Building Brands from Scratch:
As It did with the launch of Bud Light Seltzer in 2020 and it became very popular, as of 2023 it is the third-best selling hard seltzer brand in the US. This strategy of launching new products under existing brands allows AB InBev to leverage its existing brand recognition and distribution, giving it an edge over competition.
Another thing that AB Inbev is focusing on is its strategy of premiumization.
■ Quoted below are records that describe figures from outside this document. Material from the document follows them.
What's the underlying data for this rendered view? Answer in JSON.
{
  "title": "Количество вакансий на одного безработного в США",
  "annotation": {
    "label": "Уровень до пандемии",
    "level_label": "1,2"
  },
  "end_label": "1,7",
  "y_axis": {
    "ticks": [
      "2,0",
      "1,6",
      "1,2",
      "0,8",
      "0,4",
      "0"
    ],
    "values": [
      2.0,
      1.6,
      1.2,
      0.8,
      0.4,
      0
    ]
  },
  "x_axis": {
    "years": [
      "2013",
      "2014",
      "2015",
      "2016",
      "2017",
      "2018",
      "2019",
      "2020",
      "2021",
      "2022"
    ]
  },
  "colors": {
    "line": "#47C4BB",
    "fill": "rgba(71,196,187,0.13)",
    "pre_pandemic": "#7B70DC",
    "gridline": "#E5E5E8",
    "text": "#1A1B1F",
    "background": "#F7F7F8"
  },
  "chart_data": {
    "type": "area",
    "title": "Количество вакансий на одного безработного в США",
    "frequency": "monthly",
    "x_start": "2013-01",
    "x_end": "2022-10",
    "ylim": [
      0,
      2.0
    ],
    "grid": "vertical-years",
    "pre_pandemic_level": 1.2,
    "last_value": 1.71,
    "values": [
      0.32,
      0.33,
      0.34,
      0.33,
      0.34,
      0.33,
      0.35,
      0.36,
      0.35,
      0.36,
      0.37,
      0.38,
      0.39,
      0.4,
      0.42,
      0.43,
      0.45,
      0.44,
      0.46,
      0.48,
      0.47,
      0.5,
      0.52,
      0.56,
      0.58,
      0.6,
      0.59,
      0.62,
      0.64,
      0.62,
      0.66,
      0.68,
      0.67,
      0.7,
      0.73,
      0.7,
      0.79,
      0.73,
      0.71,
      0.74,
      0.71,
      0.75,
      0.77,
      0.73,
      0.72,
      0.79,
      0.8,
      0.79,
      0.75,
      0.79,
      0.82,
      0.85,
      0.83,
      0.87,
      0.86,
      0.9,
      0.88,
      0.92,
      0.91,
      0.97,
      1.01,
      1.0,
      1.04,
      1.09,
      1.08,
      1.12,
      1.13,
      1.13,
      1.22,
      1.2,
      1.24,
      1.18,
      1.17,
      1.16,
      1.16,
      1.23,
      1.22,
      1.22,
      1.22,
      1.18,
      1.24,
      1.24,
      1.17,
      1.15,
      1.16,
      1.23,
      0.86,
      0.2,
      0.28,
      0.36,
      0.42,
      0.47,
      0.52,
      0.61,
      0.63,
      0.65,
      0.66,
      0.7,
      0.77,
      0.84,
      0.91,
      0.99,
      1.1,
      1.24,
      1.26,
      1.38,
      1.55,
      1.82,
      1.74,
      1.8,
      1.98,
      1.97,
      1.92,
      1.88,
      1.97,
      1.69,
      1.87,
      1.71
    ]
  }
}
The strategy towards producing more higher priced beers with a focus on quality and brand image and this strategy is already paying dividends.
Best example of this is Michelob Ultra which is a light beer and was created to appeal to people looking for healthy options and as of 2023 accounts for about 14% of the total beer bottle sales in the US and is still growing double digit.
Beyond Beer, Innovation And Diversification:
AB InBev is also looking beyond beer and into the low and non-alcoholic options, recognizing the growing demand for healthier alternatives with a market projected to reach $20.8 billion by 2025 and is heavily investing in research and development to create new beverages that cater to the changing consumer tastes.
Going Global:
While Budweiser and Bud light are facing Severe competition in the US Market this isn’t the case internationally, where they hold a dominant position and their sales volume actually grew by 5.2% in 2022 in key emerging markets.
In these emerging markets these brands (Budweiser and Bud Light) are considered as aspirational and therefore are able to charge a premium and with the rising middle class these developing countries can be a gamechanger for AB InBev in the next couple of years.
Cutting Back on Advertisements:
Anheuser-Busch InBev has now decided to cut back on high-profile advertising platforms which has cost the company an average of 20 million dollars per ad and is now focusing more on Social media marketing, influencer partnerships, and content creation tailored to target specific demographics and the next generation.
So, will Anheuser-Busch InBev be able to diversify beyond beer in the US and cater to a new generation of drinkers with diverse and ever-changing tastes? And Will it be able to replicate its success in the beer market in the developing countries? And all while repaying its debt. This only time will tell but one thing is for sure AB InBev isn’t new to this and this is not the first time it has been in troubled waters.